The Media Reseach Center [NewsBusters's parent], in its list of The 20 Most Memorable Leftist Excesses of Public Broadcasting, noted Malveaux wishing for the death of Supreme Court Justice Clarence Thomas:
"I hope his wife feeds him lots of eggs and butter and he dies early like many black men do, of heart disease. . . . He is an absolutely reprehensible person.”
As a guest on Joy Reid's MSNBC show this morning, Malveaux once again resorted to ugly rhetoric. Discussing the dust-up between Nancy Pelosi and "The Squad" [composed of Alexandria Ocasio-Cortez, Ilhan Omar, Rashida Tlaib, and Ayanna Pressley] Malveaux urged her fellow Democrats to unite around their larger objective:
"At the end of the day, the goal has to be to get rid of the orange orangutan."
Neither Reid nor any of the other panelists pushed back at Malveaux's characterization of the president as an ape.

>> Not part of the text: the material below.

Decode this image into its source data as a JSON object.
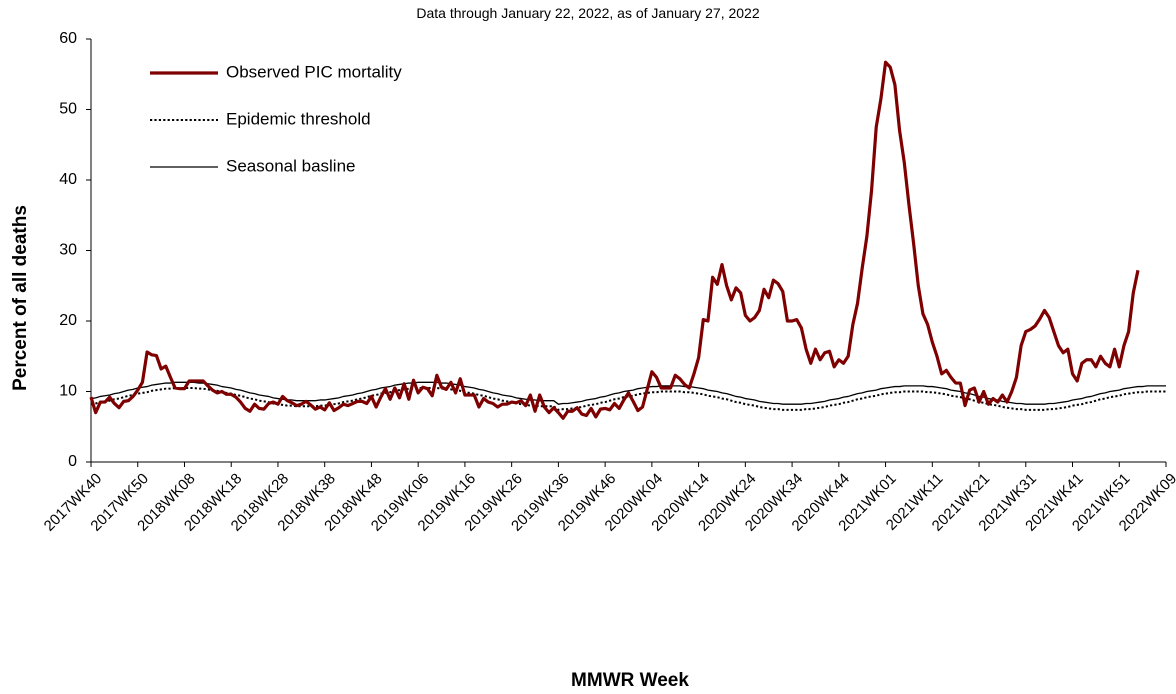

Malveaux also swiped at a senior counselor to President Trump, speaking derisively of "Crazy Kellyanne Conway."
Here's the transcript.
11:28 am EDT
JULIANNE MALVEAUX: You know, they [The Squad] can’t be marginalized at all, but we have to remember when we’re discussing this, that dissent really is a bedrock of democracy. As Donna says, we need both sides. The Democratic party is extraordinarily diverse, not only racially but also ideologically. We’re seeing this play out. Now, at the end of the day, the goal has to be to get rid of the orange orangutan.
. . .
Both sides need to learn how to work together. We don’t know what’s happening behind closed doors. We’ve got Crazy Kellyanne Conway running around saying things like a "catfight." I hate it when women describe dissent among women as a catfight.